9 Eylül 2013 Pazartesi

bir masada iki kişi: bahane

çayından son bir yudum aldı, masaya bıraktığı fincanı parmak uçlarıyla ortaya doğru itti. bir süre camdan dışarı, belki de apansız bastıran yağmurda ıslanmamak için koşuşan insanlara baktı. bakışlarını oradan alıp az önce masanın ortasına doğru ittiği fincana verirken konuşmaya başladı:

- biliyorsun değil mi? aslında öyle birisi yok.

- olduğunu biliyorum. bilmediğim, bundan sonra ne gelecek? yalancılık suçlaması mı, şizofren tanısı mı?

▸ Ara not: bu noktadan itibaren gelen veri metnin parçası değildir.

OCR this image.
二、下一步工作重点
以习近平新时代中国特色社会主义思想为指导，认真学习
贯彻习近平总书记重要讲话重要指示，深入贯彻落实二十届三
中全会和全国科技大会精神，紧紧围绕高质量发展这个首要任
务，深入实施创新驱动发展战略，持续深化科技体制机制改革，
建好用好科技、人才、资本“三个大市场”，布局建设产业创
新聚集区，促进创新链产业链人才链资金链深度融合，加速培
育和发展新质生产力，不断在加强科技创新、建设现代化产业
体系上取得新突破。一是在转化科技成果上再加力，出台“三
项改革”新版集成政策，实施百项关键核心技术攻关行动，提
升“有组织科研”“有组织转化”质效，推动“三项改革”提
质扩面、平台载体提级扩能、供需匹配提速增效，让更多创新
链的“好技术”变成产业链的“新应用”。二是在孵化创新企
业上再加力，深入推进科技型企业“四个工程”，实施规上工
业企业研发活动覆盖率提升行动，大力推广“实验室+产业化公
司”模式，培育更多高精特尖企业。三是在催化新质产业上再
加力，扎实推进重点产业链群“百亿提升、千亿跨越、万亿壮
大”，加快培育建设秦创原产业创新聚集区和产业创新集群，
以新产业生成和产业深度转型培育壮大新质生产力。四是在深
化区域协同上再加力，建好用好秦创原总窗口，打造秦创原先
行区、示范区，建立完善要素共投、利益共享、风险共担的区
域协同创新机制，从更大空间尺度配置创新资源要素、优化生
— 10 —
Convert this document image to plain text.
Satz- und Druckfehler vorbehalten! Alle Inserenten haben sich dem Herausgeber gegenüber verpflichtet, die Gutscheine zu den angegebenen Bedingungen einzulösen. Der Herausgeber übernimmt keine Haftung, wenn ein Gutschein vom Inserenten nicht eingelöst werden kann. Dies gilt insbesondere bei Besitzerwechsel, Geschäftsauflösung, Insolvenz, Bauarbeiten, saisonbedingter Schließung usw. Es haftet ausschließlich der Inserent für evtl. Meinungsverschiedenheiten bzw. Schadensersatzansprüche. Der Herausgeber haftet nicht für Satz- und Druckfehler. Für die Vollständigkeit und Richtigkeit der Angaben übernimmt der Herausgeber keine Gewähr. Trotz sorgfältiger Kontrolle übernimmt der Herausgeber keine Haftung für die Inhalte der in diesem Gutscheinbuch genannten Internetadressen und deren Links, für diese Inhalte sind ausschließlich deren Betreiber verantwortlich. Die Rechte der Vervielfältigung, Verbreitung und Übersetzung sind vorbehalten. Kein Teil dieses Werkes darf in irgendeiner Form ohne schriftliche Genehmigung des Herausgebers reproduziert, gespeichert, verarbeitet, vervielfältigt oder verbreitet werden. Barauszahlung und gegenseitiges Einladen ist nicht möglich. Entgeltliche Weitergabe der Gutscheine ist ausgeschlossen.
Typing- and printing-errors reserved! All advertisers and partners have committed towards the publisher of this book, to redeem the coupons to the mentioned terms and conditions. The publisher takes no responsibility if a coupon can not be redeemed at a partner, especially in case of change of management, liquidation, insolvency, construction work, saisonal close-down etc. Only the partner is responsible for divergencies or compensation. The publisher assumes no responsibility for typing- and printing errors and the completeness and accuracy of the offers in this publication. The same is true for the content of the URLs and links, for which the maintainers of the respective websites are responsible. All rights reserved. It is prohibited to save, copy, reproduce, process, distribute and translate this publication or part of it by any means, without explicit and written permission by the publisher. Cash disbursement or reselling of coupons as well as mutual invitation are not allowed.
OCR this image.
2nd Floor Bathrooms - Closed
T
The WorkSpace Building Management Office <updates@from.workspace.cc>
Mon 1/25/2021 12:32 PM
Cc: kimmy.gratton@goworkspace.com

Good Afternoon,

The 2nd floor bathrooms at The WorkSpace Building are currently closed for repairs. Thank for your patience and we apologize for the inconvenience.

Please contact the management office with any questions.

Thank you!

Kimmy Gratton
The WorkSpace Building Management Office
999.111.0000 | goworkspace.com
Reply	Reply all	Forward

- ne yalancılık suçlaması ne şizofren tanısı. kabul ediyorum bu şehirde öyle birisi var: çiçeklere su veren, etekleri rüzgarda uçuşan, üst geçitleri kullanan, bir bebeğin tebessümüne karşılık tebessüm eden.

- o halde olmayan kim?

- hani üniversiteden sonra, aşk önünde sonunda acı veriyorsa en iyisi aşık olmamak demiş, hesapta bir kadına aşık olmamak için aşık olunacak kadında olması gereken milyonlarca özellik belirlemiştin. işte, bu da ona benziyor: "bazı aşkların unutulması için zamana ihtiyaç vardır, önümde o kadar uzun zaman olduğunu sanmıyorum, bu boşluk tam onun boyutlarında nasıl bir başkası ile dolsun"lar falan...

*

bekleyelim ve görelim. ilki geçmişti. belki bu da geçer. o kadar zamanım varsa. 

2 yorum:

Candan dedi ki...

"bu boşluk tam onun boyutlarında..." diyebilecek kadar emin olabilmek güzel ve güven verici bir duygu olmalı.
her şey gönlünüzce olsun.

verbumnonfacta dedi ki...

kalbin en güvenilmez yerimiz olduğunun farkındayım. duyguların da sarkaç misali bir uca vardıktan hemen sonra son hızla diğer uca yol almaya başladığının da...

bu cümleyi kurduğumda hissettiklerimden emindim. üzerinden geçen zaman emin olmakla hata yaptığımı falan söylemedi.